Lennard Davis is the Director of Project Biocultures at the University of Illinois at Chicago.

Biocultures represents a deliberate attempt to provide a location for a set of activities that have been proceeding in a somewhat uncoordinated manner over the past 25 years. These activities have operated around the body in its social, political, cultural, and scientific aspects. While various disciplines have arisen–notably discourses including public health, medical education, medical humanities, bioethics, criminal justice, epidemiology, identity and body studies, medical anthropology, medical sociology, history of medicine, philosophy of medicine, and so on, no single one of these disciplines fully articulates the range of possibilities of bioculture. In fact, scholars working in these disparate areas often find themselves alone within their departments and specializations.
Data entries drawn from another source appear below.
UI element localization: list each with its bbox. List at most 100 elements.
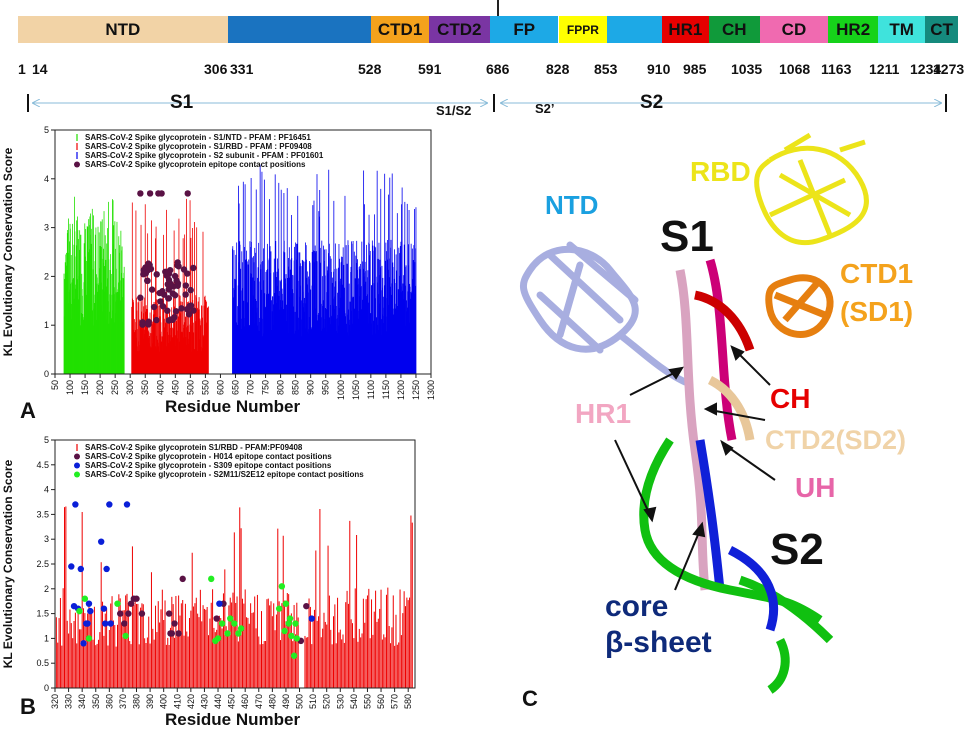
epitope-point [146, 190, 154, 197]
epitope-point [214, 635, 222, 642]
domain-segment-cd: CD [759, 16, 829, 43]
y-tick-label: 5 [44, 125, 49, 135]
x-tick-label: 400 [159, 694, 169, 709]
epitope-point [174, 282, 181, 289]
y-tick-label: 1 [44, 633, 49, 643]
epitope-point [303, 602, 310, 610]
domain-segment-tm: TM [878, 16, 926, 43]
x-tick-label: 360 [104, 694, 114, 709]
epitope-point [293, 635, 301, 642]
epitope-point [182, 291, 189, 298]
y-tick-label: 3.5 [36, 509, 49, 519]
residue-position: 1035 [731, 61, 763, 77]
epitope-point [122, 632, 129, 640]
ctd1-label: CTD1 [840, 258, 914, 289]
epitope-point [138, 610, 146, 617]
epitope-point [187, 286, 194, 294]
epitope-point [145, 260, 152, 267]
hr1-label: HR1 [575, 398, 632, 429]
domain-segment-ch: CH [708, 16, 760, 43]
epitope-point [72, 501, 79, 508]
epitope-point [139, 321, 146, 328]
x-tick-label: 250 [110, 380, 120, 395]
ntd-domain-ribbon [520, 241, 689, 386]
x-tick-label: 200 [95, 380, 105, 395]
epitope-point [235, 630, 242, 637]
epitope-point [182, 282, 190, 289]
x-tick-label: 450 [227, 694, 237, 709]
x-tick-label: 340 [77, 694, 87, 709]
x-tick-label: 800 [276, 380, 286, 395]
legend-swatch [74, 161, 80, 168]
epitope-point [85, 600, 93, 607]
x-tick-label: 470 [254, 694, 264, 709]
residue-position: 1273 [933, 61, 965, 77]
epitope-point [237, 625, 245, 632]
region-s1-label: S1 [170, 92, 194, 113]
panel-b-xlabel: Residue Number [165, 710, 301, 729]
x-tick-label: 460 [240, 694, 250, 709]
residue-position: 591 [418, 61, 442, 77]
annotation-arrows [614, 345, 776, 591]
domain-segment-linker-6 [607, 16, 662, 43]
residue-position: 853 [594, 61, 618, 77]
x-tick-label: 100 [65, 380, 75, 395]
ctd1-domain-ribbon [765, 274, 834, 338]
uh-label: UH [795, 472, 836, 503]
residue-position: 528 [358, 61, 382, 77]
x-tick-label: 330 [64, 694, 74, 709]
epitope-point [183, 306, 191, 313]
domain-segment-ct: CT [925, 16, 958, 43]
y-axis-label: KL Evolutionary Conservation Score [1, 147, 15, 356]
epitope-point [173, 277, 180, 284]
ntd-label: NTD [545, 190, 599, 220]
epitope-point [158, 190, 165, 197]
epitope-series-2 [76, 575, 301, 659]
x-tick-label: 550 [362, 694, 372, 709]
x-tick-label: 580 [403, 694, 413, 709]
y-tick-label: 1.5 [36, 609, 49, 619]
epitope-point [288, 632, 295, 640]
domain-segment-ntd: NTD [18, 16, 228, 43]
x-tick-label: 50 [50, 380, 60, 390]
epitope-point [81, 595, 89, 602]
epitope-point [133, 595, 140, 602]
region-s1s2-label: S1/S2 [436, 103, 472, 118]
panel-b-legend: SARS-CoV-2 Spike glycoprotein S1/RBD - P… [74, 443, 364, 479]
residue-position: 331 [230, 61, 254, 77]
x-tick-label: 440 [213, 694, 223, 709]
y-tick-label: 2.5 [36, 559, 49, 569]
epitope-point [164, 307, 171, 314]
x-tick-label: 1000 [336, 380, 346, 400]
epitope-point [172, 308, 180, 315]
epitope-point [145, 321, 152, 328]
domain-segment-linker-1 [227, 16, 372, 43]
epitope-point [290, 652, 298, 659]
epitope-series-0 [117, 575, 310, 645]
x-tick-label: 380 [132, 694, 142, 709]
epitope-point [227, 615, 234, 622]
epitope-point [179, 575, 186, 583]
x-tick-label: 410 [172, 694, 182, 709]
x-tick-label: 500 [295, 694, 305, 709]
x-tick-label: 1300 [426, 380, 436, 400]
epitope-point [185, 311, 193, 318]
epitope-point [278, 583, 286, 590]
epitope-point [180, 266, 188, 273]
epitope-point [184, 190, 191, 197]
rbd-bars [54, 506, 413, 688]
x-tick-label: 520 [322, 694, 332, 709]
epitope-point [68, 563, 75, 570]
x-tick-label: 540 [349, 694, 359, 709]
residue-position: 14 [32, 61, 48, 77]
legend-entry: SARS-CoV-2 Spike glycoprotein - S2M11/S2… [85, 470, 364, 479]
x-tick-label: 150 [80, 380, 90, 395]
epitope-point [285, 620, 292, 627]
epitope-point [167, 280, 174, 288]
epitope-point [121, 620, 128, 627]
residue-position: 985 [683, 61, 707, 77]
residue-position: 1163 [821, 61, 852, 77]
x-tick-label: 1100 [366, 380, 376, 399]
epitope-point [165, 610, 173, 617]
A brief glance at any newspaper will reveal that on any given day the biocultural issue has garnered major space in the news. Pandemics like SARS and AIDS, the burdens of health care, the emergence of globalized drug regimens, the rights of patients, the attention to the physical aspect of the body–appearance, personal health, the health consequences of war, famine, the development of the human genome and its impact on identity, issues around the female body, the queer body, the racialized body, and so on are daily written as the long story of human corporeal and mental existence are inserted into the social political realm. More and more we do see formerly social-political issues, such as race, gender, sexual identity and identity in general, subsumed under the scientific/medical discourses of genetics, biochemistry, prescription drugs, social and public policy.

The split in Western culture between science and the humanities developed in the 19th century when science and the humanities sought to distinguish each from the other for various professional and methodological reasons. Consequently, the university is still maintaining, on a formal basis through the organization of departments, professional organizations, and journals, this split while individual scholars and others have moved in the direction of a new kind of interdisciplinarity. This interdisciplinarity has come about not out of an administrative imperative but out of a necessity—one needs a complex knowledge of both areas to understand the major issues facing humanity with the advent of various global bio-technologies combined with multinational corporate imperatives.
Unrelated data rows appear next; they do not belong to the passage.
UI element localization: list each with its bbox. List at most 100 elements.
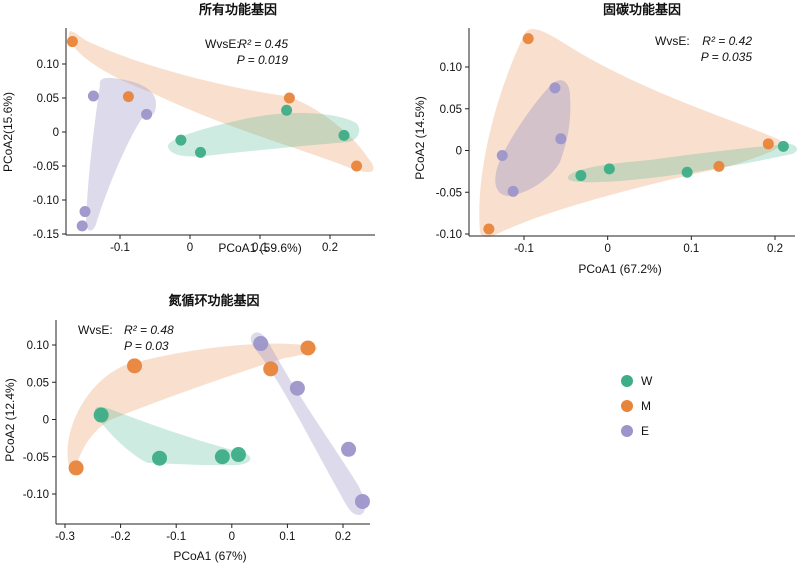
panel-nitrogen-cycle-genes: 氮循环功能基因 -0.3 -0.2 -0.1 0 0.1 0.2 0.10 0.05 0 -0.0… xyxy=(3,293,370,563)
stats-r2: R² = 0.45 xyxy=(238,37,288,51)
legend: W M E xyxy=(621,374,653,438)
data-point-m xyxy=(762,138,774,150)
hull-w xyxy=(94,406,251,466)
y-tick-label: -0.05 xyxy=(33,161,59,173)
data-point-e xyxy=(79,206,91,218)
data-point-e xyxy=(87,90,99,102)
data-point-m xyxy=(483,223,495,235)
data-point-m xyxy=(122,91,134,103)
legend-label-w: W xyxy=(641,374,653,388)
data-point-e xyxy=(496,150,508,162)
x-axis-label: PCoA1 (59.6%) xyxy=(218,241,301,255)
data-point-e xyxy=(507,185,519,197)
panel-title: 氮循环功能基因 xyxy=(168,293,259,308)
data-point-e xyxy=(341,441,357,457)
y-tick-label: 0.10 xyxy=(37,59,59,71)
data-point-w xyxy=(152,450,168,466)
group-hulls xyxy=(67,332,366,516)
y-tick-label: -0.05 xyxy=(23,452,49,464)
y-tick-label: 0.10 xyxy=(440,62,462,74)
data-point-w xyxy=(338,129,350,141)
x-tick-label: 0 xyxy=(187,242,193,254)
x-tick-label: -0.2 xyxy=(111,531,131,543)
data-point-w xyxy=(175,134,187,146)
data-point-w xyxy=(195,146,206,158)
data-point-e xyxy=(141,108,153,120)
stats-p: P = 0.035 xyxy=(701,50,753,64)
data-point-w xyxy=(281,104,293,116)
panel-title: 所有功能基因 xyxy=(199,2,277,17)
legend-item-w: W xyxy=(621,374,653,388)
panel-carbon-fixation-genes: 固碳功能基因 -0.1 0 0.1 0.20.100.050-0.05-0.10 Wv… xyxy=(413,2,797,276)
hull-m xyxy=(479,29,782,237)
data-point-e xyxy=(354,493,370,509)
y-axis-label: PCoA2(15.6%) xyxy=(1,92,15,172)
legend-marker-w xyxy=(621,375,633,387)
hull-e xyxy=(495,80,571,196)
y-axis-label: PCoA2 (14.5%) xyxy=(413,96,427,179)
y-tick-label: -0.10 xyxy=(23,489,49,501)
data-point-m xyxy=(522,33,534,45)
stats-comparison: WvsE: xyxy=(655,34,690,48)
x-tick-label: -0.1 xyxy=(514,243,534,255)
hull-e xyxy=(86,77,156,231)
y-tick-label: -0.10 xyxy=(436,229,462,241)
y-tick-label: 0.05 xyxy=(27,377,49,389)
legend-marker-e xyxy=(621,425,633,437)
y-tick-label: -0.10 xyxy=(33,195,59,207)
y-tick-label: 0.05 xyxy=(440,104,462,116)
legend-item-e: E xyxy=(621,424,649,438)
data-point-e xyxy=(289,380,305,396)
data-point-w xyxy=(681,166,693,178)
legend-item-m: M xyxy=(621,399,651,413)
stats-p: P = 0.03 xyxy=(124,339,169,353)
y-tick-label: -0.15 xyxy=(33,229,59,241)
x-tick-label: 0.1 xyxy=(683,243,699,255)
legend-label-e: E xyxy=(641,424,649,438)
x-tick-label: 0.2 xyxy=(767,243,783,255)
data-point-m xyxy=(300,340,316,356)
data-point-e xyxy=(76,220,88,232)
data-point-w xyxy=(603,163,615,175)
stats-annotation: WvsE: R² = 0.45 P = 0.019 xyxy=(205,37,288,67)
x-tick-label: 0 xyxy=(604,243,610,255)
x-tick-label: -0.1 xyxy=(110,242,130,254)
data-point-m xyxy=(127,358,142,374)
x-tick-label: 0.1 xyxy=(279,531,295,543)
data-point-w xyxy=(575,170,587,182)
stats-r2: R² = 0.42 xyxy=(702,34,752,48)
legend-marker-m xyxy=(621,400,633,412)
data-point-m xyxy=(68,460,84,476)
data-point-m xyxy=(283,92,295,104)
stats-p: P = 0.019 xyxy=(237,53,289,67)
data-point-w xyxy=(777,140,789,152)
data-point-m xyxy=(263,361,279,377)
data-point-m xyxy=(713,160,725,172)
y-tick-label: 0 xyxy=(53,127,59,139)
x-tick-label: 0.1 xyxy=(252,242,268,254)
x-tick-label: 0.2 xyxy=(322,242,338,254)
data-point-w xyxy=(93,407,109,423)
stats-r2: R² = 0.48 xyxy=(124,323,174,337)
group-hulls xyxy=(68,31,374,231)
data-point-e xyxy=(253,336,269,352)
x-tick-label: -0.3 xyxy=(55,531,75,543)
stats-annotation: WvsE: R² = 0.48 P = 0.03 xyxy=(78,323,174,353)
y-axis-label: PCoA2 (12.4%) xyxy=(3,378,17,461)
x-tick-label: 0.2 xyxy=(335,531,351,543)
y-tick-label: 0.10 xyxy=(27,340,49,352)
data-point-m xyxy=(66,36,78,48)
hull-m xyxy=(67,343,317,470)
y-tick-label: 0 xyxy=(43,415,49,427)
data-point-w xyxy=(230,447,246,463)
group-hulls xyxy=(479,29,797,237)
data-point-w xyxy=(214,449,230,465)
panel-title: 固碳功能基因 xyxy=(603,2,681,17)
x-axis-label: PCoA1 (67.2%) xyxy=(578,262,661,276)
hull-w xyxy=(167,112,360,157)
stats-comparison: WvsE: xyxy=(205,37,240,51)
y-tick-label: 0.05 xyxy=(37,93,59,105)
data-point-m xyxy=(351,160,363,172)
x-axis-label: PCoA1 (67%) xyxy=(173,549,246,563)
An informed knowledge of the scientific discourse and the bases for knowledge is crucial for non-scientists, patients, and interested scholars.  Biocultures assumes that there are diverse ways of knowing and understanding the workings of the body and mind, the these are primarily culturally derived, and that expert ways of knowing can produce certain strong results but do not have exclusive purview over the body and the mind.  Biocultures will inevitably realign the contemporary division between right and left. On issues like the sanctity of life, a topic previously controlled by the conservative right and religious groups, a biocultural perspective that questions certain interventions done in the name of molecular biology, inserting genes into plant and animal life, using prenatal technologies to abort female fetuses, removing feeding tubes from people with severe disabilities, are all areas in which the standard right/left paradigm seems not to operate. As with any major paradigm shift, the consequences for future generations must be examined.

Thinking in the human and social sciences–including the economic, psychological, philosophical, political, and cultural—has dominated the intellectual and social marketplace of ideas, now these notions are not sufficient on their own to command a full discourse. These will now have to include the bio in their assessments. Thus, one cannot discuss the economics of oppression without pointing out the involvement of the body, the health system, the defining terms of normality and abnormality, in such a discussion. From the other side of the spectrum, humanities will be incomplete without an active understanding of the way that science, technology, psychology, for example, impinge on the formation of cultural productions.  The study of biocultures uses the physical sciences and the humanities and social sciences to inform and be informed by the other.